Few hospitals have the ability to autoclave medical waste from Ebola patients on site.
“For this reason, it would be very difficult for a hospital to agree to care for Ebola cases – this desperately needs a fix,” said Dr Jeffrey Duchin, chair of the Infectious Diseases Society of America’s Public Health Committee.
Dr. Gavin Macgregor-Skinner, an expert on public health preparedness at Pennsylvania State University, said there’s “no way in the world” that U.S. hospitals are ready to treat patients with highly infectious diseases like Ebola.
“Where they come undone every time is the management of their liquid and solid waste,” said Macgregor-Skinner, who recently trained healthcare workers in Nigeria on behalf of the Elizabeth R. Griffin Research Foundation.

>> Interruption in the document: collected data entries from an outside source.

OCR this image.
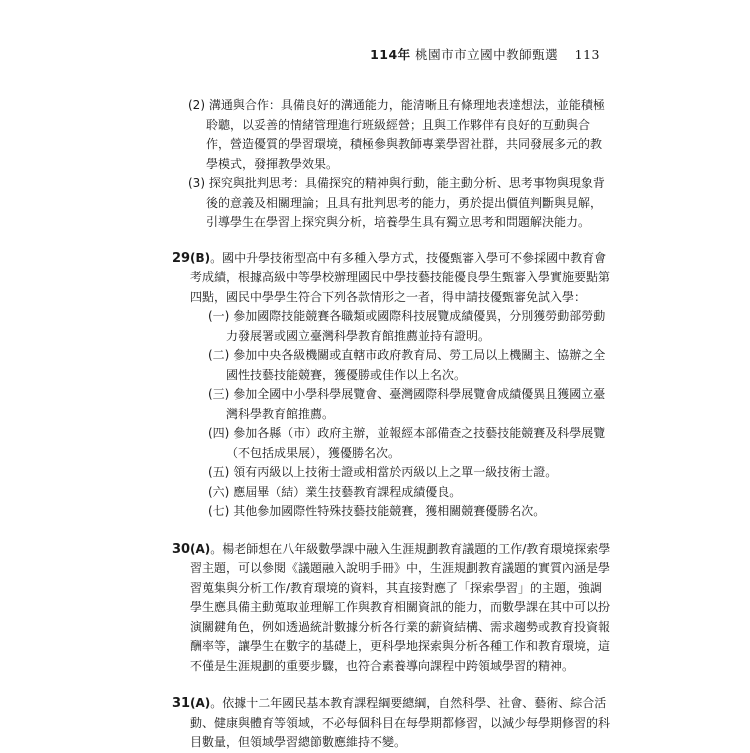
114年 桃園市市立國中教師甄選 113

(2) 溝通與合作：具備良好的溝通能力，能清晰且有條理地表達想法，並能積極聆聽，以妥善的情緒管理進行班級經營；且與工作夥伴有良好的互動與合作，營造優質的學習環境，積極參與教師專業學習社群，共同發展多元的教學模式，發揮教學效果。

(3) 探究與批判思考：具備探究的精神與行動，能主動分析、思考事物與現象背後的意義及相關理論；且具有批判思考的能力，勇於提出價值判斷與見解，引導學生在學習上探究與分析，培養學生具有獨立思考和問題解決能力。

29 (B)。國中升學技術型高中有多種入學方式，技優甄審入學可不參採國中教育會考成績，根據高級中等學校辦理國民中學技藝技能優良學生甄審入學實施要點第四點，國民中學學生符合下列各款情形之一者，得申請技優甄審免試入學：

(一) 參加國際技能競賽各職類或國際科技展覽成績優異，分別獲勞動部勞動力發展署或國立臺灣科學教育館推薦並持有證明。

(二) 參加中央各級機關或直轄市政府教育局、勞工局以上機關主、協辦之全國性技藝技能競賽，獲優勝或佳作以上名次。

(三) 參加全國中小學科學展覽會、臺灣國際科學展覽會成績優異且獲國立臺灣科學教育館推薦。

(四) 參加各縣（市）政府主辦，並報經本部備查之技藝技能競賽及科學展覽（不包括成果展），獲優勝名次。

(五) 領有丙級以上技術士證或相當於丙級以上之單一級技術士證。

(六) 應屆畢（結）業生技藝教育課程成績優良。

(七) 其他參加國際性特殊技藝技能競賽，獲相關競賽優勝名次。

30 (A)。楊老師想在八年級數學課中融入生涯規劃教育議題的工作/教育環境探索學習主題，可以參閱《議題融入說明手冊》中，生涯規劃教育議題的實質內涵是學習蒐集與分析工作/教育環境的資料，其直接對應了「探索學習」的主題，強調學生應具備主動蒐取並理解工作與教育相關資訊的能力，而數學課在其中可以扮演關鍵角色，例如透過統計數據分析各行業的薪資結構、需求趨勢或教育投資報酬率等，讓學生在數字的基礎上，更科學地探索與分析各種工作和教育環境，這不僅是生涯規劃的重要步驟，也符合素養導向課程中跨領域學習的精神。

31 (A)。依據十二年國民基本教育課程綱要總綱，自然科學、社會、藝術、綜合活動、健康與體育等領域，不必每個科目在每學期都修習，以減少每學期修習的科目數量，但領域學習總節數應維持不變。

Skinner said the CDC is working with DOT to resolve the issue. He said the CDC views its disposal guidelines as appropriate, and that they have been proven to prevent infection in the handling of waste from HIV, hepatitis, and tuberculosis patients.
Joe Delcambre, a spokesman for DOT’s Pipeline and Hazardous Materials Safety Administration, could not say whether requiring hospitals to first sterilize Ebola waste would resolve the issue for waste haulers. He did confirm that DOT is meeting with CDC.
Metzger said his members are also meeting with officials from the DOT, the CDC and the Environmental Protection Agency to sort out the issue.
Until the matter is resolved, however, “We’re bound by those regulations,” he said.